La crisi economica e l'impennata del prezzo dell'oro e delle altre materie prime pregiate (due facce della stessa medaglia) da una parte hanno favorito il comparto di affinamento metalli, dove sono cresciute aziende oggi importanti sotto il profilo dimensionale, come Italpreziosi (vedere altro servizio), Chimet, Tca, Safimet e Sampa, con un autentico boom delle esportazioni legate all'oro da investimento (+39% a settembre scorso); dall'altra stanno spingendo i gioiellieri del territorio, e non solo i piccoli, verso l'utilizzo di materiali meno costosi, alla ricerca di contenuti legati al design e alla creatività, fino all'incontro con le griffe della moda.
Il comparto dell'affinamento metalli registra ricavi per circa 5 miliardi (80% l'export), la gioielleria si attesta intorno ai 3 miliardi, la metà realizzati sui mercati internazionali. Vent'anni fa, i numeri del distretto parlavano di vendite per 8mila miliardi di lire (circa 4 miliardi di euro) al 90% nell'attività tradizionale di oreficerie e gioielleria.

«Oggi il 25% del nostro fatturato è legato ai grandi marchi: da Cartier a Pomellato, da Bulgari a Ferragamo», racconta Sergio Squarcialupi, proprietario, presidente e amministratore delegato di Unoaerre, rilevata un anno fa dalla liquidazione e in fase di rilancio, con 350 dipendenti (di cui 75 ancora in cassa integrazione), 30 milioni di valore aggiunto prodotto nel 2012 (130 milioni il fatturato con la materia prima) contro i 25,7 dell'anno prima, il 40% grazie all'export. «Stiamo recuperando quote di mercato, nonostante la congiuntura negativa», aggiunge.
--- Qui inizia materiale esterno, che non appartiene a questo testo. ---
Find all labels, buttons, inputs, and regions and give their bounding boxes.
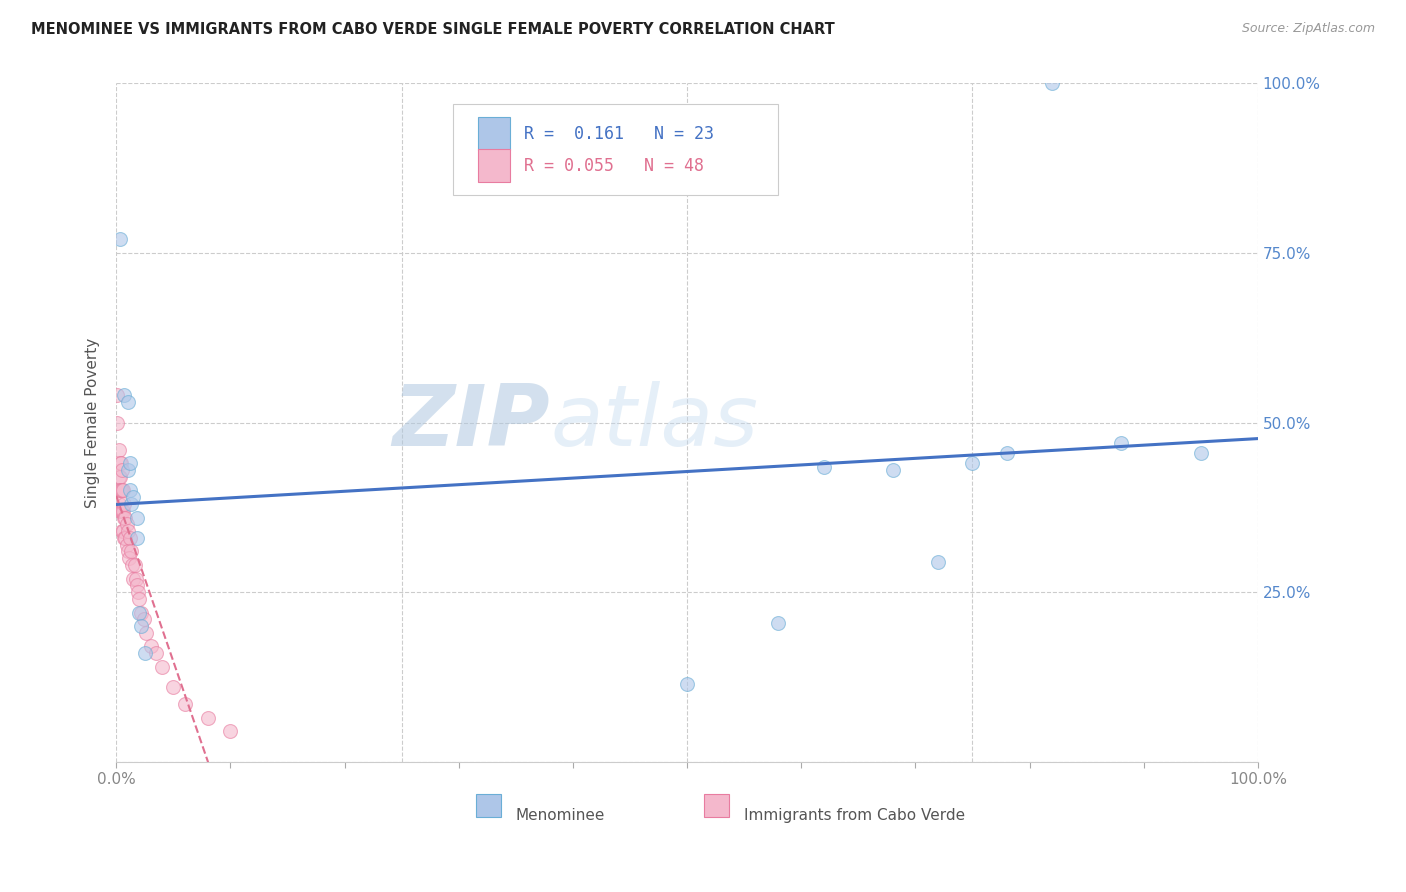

Squarcialupi, 74 anni, è un po' la memoria storica del distretto: appena laureato in chimica, nel 1962, entrò proprio alla Unoaerre, all'epoca maggiore azienda orafa italiana (a una delle più grandi al mondo), di cui negli anni '90 è arrivato a essere l'amministratore delegato. Intanto, nel 1974, aveva creato la Chimet nel comparto del recupero dei metalli preziosi: oggi un gigante da 1,5 miliardi di ricavi e 130 dipendenti, guidato dal figlio Andrea. Il ritorno al vertice della Unoaerre, dopo le difficoltà che hanno portato all'uscita della famiglia Zucchi dall'azionariato del gruppo, è stato voluto dalle banche e sostenuto da istituzioni e sindacati.

«Il rilancio di Unoaerre è un fatto molto positivo, che dimostra la volontà di reindustrializzazione del distretto», commenta Daniele Quiriconi, segretario regionale della Cgil con delega alle attività produttive. «Le prospettive del territorio aretino sono migliori che altrove, ma il ricorso alla cassa integrazione aumentato del 19% secondo il dato di ottobre significa che non dobbiamo abbassare la guardia», dice ancora. La trasformazione del polo della gioielleria, del resto, origina proprio dalla crisi del settore, fotografata da questi numeri: 100 tonnellate di oro fisico lavorato contro le 400 di dieci anni fa, le imprese da 1.600 scese a 1.300, gli addetti da 10mila a 7.500. E, l'anno scorso, per la prima volta sono calati gli impieghi alle aziende del territorio (-6%).